Now let us substitute ${{\log }_{10}}x=y$,
So Substituting above we get,
$\dfrac{3}{2(y+1)}+\dfrac{1}{4}=\dfrac{1}{y}$
So simplifying it we get, i.e. taking LCM,
We get it as,
$\dfrac{3\times 2}{2\times 2(y+1)}+\dfrac{(y+1)}{4\times (y+1)}=\dfrac{1}{y}$
$\dfrac{6+y+1}{4(y+1)}=\dfrac{1}{y}$
So now cross multiplying,
we get it as follows,
$(6+y+1)\times y=4(y+1)$
$\begin{aligned} & 6y+{{y}^{2}}+y=4y+4 \\\ & {{y}^{2}}+7y-4y-4=0 \\\ & {{y}^{2}}+3y-4=0 \\\ & {{y}^{2}}+4y-y-4=0 \\\ & y(y+4)-(y+4)=0 \\\ & (y+4)(y-1)=0 \\\ \end{aligned}$
So we get from above the value of $y$ ,
$y=-4$ and $y=1$
We know that ${{\log }_{10}}x=y$,
So We also get $y=-4$,
$\begin{aligned} & {{\log }_{10}}x=-4 \\\ & x={{10}^{-4}} \\\ \end{aligned}$
For $y=1$
$\begin{aligned} & {{\log }_{10}}x=1 \\\ & x=10 \\\ \end{aligned}$
Since, $x>1$ , so the value of $x=10$ .

Option (A) is correct.

Note: Be familiar with the expansion and ${{T}_{r+1}}{{=}^{n}}{{c}_{r}}{{a}^{n-r}}{{b}^{r}}$ remember this ${{(r+1)}^{th}}$ term.

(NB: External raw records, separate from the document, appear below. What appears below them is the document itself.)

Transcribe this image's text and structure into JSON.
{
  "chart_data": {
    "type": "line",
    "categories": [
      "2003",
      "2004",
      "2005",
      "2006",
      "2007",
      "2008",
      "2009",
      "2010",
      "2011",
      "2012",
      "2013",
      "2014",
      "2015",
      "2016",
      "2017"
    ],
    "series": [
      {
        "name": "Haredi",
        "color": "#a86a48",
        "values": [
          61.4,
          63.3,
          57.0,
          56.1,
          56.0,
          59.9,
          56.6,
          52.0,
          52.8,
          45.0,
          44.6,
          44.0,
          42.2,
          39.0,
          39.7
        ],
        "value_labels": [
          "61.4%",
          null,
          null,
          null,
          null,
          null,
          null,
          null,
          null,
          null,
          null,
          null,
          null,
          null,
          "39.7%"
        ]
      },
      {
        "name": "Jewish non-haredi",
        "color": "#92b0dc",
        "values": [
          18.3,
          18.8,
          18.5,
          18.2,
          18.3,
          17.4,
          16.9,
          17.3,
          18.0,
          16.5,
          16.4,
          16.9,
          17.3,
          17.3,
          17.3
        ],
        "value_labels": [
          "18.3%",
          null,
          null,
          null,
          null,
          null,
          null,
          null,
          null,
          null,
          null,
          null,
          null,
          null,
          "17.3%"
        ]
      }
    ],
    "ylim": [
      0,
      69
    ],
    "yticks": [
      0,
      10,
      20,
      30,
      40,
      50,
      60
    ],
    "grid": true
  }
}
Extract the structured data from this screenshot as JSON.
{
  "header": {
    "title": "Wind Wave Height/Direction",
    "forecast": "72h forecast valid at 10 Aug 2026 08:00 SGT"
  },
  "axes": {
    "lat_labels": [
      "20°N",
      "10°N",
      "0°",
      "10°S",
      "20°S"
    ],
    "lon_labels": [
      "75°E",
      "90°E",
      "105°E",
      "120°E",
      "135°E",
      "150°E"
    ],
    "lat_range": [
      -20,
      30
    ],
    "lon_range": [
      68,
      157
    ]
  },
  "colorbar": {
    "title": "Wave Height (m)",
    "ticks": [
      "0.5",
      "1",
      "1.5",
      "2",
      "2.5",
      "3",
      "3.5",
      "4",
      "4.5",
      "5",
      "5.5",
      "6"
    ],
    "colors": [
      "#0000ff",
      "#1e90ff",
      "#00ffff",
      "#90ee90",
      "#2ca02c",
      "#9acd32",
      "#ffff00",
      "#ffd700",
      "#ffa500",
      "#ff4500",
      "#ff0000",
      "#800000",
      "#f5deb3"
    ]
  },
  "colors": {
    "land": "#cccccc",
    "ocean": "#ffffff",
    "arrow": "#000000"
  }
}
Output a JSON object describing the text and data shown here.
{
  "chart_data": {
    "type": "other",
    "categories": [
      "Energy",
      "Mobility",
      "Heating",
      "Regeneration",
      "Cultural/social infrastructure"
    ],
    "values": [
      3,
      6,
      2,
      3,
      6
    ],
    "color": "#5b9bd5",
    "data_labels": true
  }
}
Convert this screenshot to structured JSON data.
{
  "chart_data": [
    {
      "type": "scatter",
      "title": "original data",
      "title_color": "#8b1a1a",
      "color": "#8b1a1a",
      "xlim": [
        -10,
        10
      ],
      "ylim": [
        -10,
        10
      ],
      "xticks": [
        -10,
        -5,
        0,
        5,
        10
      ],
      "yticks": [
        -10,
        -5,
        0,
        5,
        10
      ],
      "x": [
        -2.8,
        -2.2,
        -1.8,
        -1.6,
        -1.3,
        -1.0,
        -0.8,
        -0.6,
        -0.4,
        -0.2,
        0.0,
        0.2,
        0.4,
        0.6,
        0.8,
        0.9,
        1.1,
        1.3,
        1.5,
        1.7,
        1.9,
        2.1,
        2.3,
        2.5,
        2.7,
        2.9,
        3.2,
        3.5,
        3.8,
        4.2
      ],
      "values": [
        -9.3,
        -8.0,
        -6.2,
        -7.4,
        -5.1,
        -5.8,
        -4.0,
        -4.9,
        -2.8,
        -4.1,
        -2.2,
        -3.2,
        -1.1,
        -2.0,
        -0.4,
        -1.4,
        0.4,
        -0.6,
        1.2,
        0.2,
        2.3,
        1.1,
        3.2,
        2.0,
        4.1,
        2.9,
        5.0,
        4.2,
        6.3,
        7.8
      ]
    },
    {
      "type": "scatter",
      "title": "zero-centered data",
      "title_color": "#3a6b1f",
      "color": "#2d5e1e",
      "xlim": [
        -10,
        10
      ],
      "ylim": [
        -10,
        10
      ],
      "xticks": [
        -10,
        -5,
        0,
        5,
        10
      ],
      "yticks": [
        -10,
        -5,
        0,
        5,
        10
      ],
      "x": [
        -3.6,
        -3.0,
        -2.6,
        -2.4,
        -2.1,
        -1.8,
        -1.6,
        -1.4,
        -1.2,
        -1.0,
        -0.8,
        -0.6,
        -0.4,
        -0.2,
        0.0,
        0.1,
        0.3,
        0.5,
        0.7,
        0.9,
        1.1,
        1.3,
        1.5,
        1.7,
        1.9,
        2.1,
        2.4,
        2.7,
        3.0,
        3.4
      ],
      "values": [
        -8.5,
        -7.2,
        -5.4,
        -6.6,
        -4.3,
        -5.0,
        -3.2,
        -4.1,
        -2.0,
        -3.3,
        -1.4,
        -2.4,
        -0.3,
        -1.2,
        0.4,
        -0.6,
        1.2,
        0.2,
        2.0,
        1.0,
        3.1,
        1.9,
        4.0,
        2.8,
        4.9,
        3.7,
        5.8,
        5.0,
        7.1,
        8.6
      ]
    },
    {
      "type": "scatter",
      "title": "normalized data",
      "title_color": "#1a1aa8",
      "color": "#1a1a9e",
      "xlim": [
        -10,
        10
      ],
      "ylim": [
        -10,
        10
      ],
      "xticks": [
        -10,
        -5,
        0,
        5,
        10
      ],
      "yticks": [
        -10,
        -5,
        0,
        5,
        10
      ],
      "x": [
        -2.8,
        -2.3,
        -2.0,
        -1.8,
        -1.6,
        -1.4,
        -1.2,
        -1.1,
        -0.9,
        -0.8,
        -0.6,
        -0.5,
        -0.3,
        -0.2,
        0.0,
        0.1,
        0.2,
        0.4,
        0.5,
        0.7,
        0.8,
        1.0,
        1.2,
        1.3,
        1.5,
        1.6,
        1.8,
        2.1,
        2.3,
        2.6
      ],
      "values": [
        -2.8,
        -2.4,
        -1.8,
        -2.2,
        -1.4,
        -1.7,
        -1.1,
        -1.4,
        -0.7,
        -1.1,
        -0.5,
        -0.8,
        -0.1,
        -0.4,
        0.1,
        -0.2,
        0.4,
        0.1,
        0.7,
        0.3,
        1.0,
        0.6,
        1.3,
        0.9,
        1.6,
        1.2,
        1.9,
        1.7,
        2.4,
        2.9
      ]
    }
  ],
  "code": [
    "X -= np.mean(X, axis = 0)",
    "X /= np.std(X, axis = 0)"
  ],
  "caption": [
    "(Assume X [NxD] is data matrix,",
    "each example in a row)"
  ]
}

You should know the properties of log so you can solve the sum. The properties such as ${{\log }_{x}}10=\dfrac{1}{{{\log }_{10}}x}$ etc. Also be familiar with ${{a}^{m}}{{a}^{n}}={{a}^{m+n}}$ this property. While solving, take care of conversions.